Now, at the age of thirty-seven, I was sitting on the brand new carpet in the empty and newly decorated living room of my beloved house in the village of Burton Overy, in Leicestershire. Burton Overy had been my bolthole for fifteen years; it had been my escape, sanctuary and therapist. My treasured place. Mature oak and horse chestnut, tawny owls, the thatched post office, the pub, the house with warped walls and a tin roof, the grazing sheep, the telephone box, the humble medieval church built from ironstone, and the rabbits, rooks and lapwings. I didnt feel at all like a focused projectile, I felt more like a piece of wood careering down a river. What had I done? I was scared of what the future held, but the excitement of not really knowing where or how my life would move forward was simultaneously intoxicating.

Since walking from the prison I had felt my heart beat. Tomorrow I would leave Leicestershire, the day after catch a plane heading east for Nepal, and the day after that someone would move in to my home and start paying rent.

December 2003
Kathmandu, Nepal

The motorbike accelerated over the Kathmandu cobbles, speeding through dust and shit. White knuckles, wide eyes, hair on the back of my neck standing erect. It was going to be close. Why did I repeatedly find myself in these life-threatening situations? One move was hopefully all it would take to get us into a position of safety. One move, that was all, but the constriction we were now aiming to squeeze through was getting smaller by the second. Gripping hard. Squeezing. Knuckles white. The situation was out of my control.

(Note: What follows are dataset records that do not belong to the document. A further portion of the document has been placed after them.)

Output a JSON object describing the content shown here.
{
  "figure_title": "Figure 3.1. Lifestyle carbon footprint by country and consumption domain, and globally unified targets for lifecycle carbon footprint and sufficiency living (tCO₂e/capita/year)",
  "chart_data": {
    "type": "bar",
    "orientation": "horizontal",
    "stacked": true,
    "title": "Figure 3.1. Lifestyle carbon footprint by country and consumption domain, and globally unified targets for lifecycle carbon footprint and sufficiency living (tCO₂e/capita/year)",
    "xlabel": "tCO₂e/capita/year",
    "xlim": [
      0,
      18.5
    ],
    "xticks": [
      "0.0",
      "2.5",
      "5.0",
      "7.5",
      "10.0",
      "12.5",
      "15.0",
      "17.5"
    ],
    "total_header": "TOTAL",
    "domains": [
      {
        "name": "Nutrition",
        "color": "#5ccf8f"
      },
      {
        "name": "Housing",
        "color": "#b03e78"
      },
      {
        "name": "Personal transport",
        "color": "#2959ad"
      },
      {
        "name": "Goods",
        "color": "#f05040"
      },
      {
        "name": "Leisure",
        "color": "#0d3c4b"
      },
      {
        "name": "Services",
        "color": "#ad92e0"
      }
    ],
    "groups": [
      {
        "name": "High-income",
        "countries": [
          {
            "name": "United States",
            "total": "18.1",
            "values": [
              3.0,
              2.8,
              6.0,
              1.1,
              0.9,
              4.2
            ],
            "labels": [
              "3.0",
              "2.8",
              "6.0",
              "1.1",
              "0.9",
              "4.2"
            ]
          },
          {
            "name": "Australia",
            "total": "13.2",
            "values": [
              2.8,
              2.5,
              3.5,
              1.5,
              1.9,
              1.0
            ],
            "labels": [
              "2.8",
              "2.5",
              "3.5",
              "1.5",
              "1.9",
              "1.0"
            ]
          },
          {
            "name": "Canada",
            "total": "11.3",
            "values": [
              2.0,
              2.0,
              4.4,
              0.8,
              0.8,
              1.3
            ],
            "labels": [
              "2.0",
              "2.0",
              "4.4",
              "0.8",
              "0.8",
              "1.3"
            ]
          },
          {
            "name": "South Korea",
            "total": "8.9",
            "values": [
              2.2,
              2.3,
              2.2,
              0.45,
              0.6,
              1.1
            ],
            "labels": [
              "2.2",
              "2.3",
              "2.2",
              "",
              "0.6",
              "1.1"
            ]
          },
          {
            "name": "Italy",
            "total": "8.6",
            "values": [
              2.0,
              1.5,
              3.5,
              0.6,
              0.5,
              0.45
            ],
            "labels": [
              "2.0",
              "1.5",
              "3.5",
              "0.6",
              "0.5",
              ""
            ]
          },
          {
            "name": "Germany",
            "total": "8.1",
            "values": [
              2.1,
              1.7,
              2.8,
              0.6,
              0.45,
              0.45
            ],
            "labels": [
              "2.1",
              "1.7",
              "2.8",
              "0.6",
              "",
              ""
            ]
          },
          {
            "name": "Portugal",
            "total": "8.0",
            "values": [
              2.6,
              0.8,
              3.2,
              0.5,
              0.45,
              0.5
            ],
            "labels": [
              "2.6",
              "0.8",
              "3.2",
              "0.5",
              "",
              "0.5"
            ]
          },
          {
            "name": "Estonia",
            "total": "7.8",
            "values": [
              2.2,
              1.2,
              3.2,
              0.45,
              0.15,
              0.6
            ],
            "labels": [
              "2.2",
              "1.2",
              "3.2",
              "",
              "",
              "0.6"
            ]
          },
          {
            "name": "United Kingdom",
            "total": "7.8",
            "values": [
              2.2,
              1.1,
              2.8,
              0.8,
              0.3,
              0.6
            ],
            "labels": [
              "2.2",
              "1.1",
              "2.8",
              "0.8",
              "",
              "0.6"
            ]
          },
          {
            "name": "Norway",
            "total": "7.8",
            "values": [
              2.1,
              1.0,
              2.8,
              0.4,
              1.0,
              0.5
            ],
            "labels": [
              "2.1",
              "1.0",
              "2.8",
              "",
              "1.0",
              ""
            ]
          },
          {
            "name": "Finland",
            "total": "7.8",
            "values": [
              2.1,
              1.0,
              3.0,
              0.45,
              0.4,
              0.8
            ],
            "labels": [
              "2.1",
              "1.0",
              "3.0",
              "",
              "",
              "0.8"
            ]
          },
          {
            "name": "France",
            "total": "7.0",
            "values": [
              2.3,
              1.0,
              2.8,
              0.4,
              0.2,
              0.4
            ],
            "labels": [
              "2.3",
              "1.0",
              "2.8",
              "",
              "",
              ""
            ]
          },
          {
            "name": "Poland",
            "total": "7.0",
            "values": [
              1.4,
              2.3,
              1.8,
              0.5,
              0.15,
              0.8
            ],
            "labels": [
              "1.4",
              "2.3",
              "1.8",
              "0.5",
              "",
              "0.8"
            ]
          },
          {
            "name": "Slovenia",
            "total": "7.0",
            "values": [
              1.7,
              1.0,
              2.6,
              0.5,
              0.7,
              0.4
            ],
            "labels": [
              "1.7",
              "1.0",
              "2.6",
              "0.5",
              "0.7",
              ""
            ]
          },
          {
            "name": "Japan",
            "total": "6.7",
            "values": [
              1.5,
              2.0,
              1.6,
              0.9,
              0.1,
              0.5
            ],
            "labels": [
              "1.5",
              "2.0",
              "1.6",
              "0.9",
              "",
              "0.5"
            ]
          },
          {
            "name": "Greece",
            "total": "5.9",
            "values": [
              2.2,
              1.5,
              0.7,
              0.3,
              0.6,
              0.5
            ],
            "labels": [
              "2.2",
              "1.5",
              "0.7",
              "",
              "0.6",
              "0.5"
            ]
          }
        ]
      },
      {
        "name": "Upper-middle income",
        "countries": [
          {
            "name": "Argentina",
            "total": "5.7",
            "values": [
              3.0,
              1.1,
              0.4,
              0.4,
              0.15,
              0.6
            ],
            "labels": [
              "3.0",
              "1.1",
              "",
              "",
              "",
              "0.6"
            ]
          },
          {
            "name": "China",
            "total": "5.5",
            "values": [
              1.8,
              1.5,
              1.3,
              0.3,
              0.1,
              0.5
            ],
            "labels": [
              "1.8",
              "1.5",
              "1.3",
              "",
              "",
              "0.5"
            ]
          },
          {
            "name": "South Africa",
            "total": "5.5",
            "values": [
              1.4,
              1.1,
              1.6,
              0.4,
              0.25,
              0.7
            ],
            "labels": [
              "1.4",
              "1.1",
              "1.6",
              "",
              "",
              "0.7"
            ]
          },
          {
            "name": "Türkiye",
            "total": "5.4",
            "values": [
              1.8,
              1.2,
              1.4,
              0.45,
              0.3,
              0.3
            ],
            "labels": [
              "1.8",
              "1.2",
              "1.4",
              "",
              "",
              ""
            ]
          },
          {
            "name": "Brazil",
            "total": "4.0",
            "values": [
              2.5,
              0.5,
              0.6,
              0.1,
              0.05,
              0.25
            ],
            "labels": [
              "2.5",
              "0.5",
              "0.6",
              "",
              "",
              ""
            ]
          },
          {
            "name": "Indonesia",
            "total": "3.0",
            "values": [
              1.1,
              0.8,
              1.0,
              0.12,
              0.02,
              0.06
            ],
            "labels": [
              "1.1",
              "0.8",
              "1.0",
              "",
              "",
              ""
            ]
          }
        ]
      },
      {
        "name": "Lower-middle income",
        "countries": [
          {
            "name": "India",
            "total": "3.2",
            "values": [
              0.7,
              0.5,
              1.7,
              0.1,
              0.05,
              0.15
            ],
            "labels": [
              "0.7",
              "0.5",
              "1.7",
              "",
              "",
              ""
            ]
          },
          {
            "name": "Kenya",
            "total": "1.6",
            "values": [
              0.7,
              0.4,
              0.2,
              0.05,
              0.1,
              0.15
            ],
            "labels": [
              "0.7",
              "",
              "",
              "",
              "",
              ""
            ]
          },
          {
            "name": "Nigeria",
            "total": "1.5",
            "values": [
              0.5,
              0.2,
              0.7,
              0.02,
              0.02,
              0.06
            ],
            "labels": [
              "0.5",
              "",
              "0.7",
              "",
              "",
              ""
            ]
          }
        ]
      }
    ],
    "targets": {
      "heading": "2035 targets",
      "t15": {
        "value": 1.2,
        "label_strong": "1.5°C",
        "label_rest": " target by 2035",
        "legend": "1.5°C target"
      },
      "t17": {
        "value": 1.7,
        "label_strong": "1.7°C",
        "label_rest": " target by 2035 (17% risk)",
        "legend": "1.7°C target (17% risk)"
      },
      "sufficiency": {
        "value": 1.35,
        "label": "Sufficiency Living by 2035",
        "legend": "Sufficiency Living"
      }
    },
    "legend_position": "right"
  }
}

All swinging hip bones, a black cow nearly finished us as she lurched into the gap. A passer-by whacked it, shooing it away. The atmosphere was overflowing with heat and dust and humanity. I could almost feel the warmth of the brightly clothed, sweating bodies packed into the narrow street as we passed. The gap grew bigger. Dawa twisted the throttle, and we hurtled through a human corridor of arms, legs, jeans, rags, robes. Silver-coloured metal boxes, stacked and shining; barking dogs; green, blue, red, a pile of blurred plastic buckets. Leaning to the right, to the left, the Nepali climbing agent handled the Honda with the skill of someone used to dealing with the chaos of daily life in Kathmandu. I, on the other hand, had only just returned from a month in the mountains, and it had been a long time since I had owned that white Yamaha.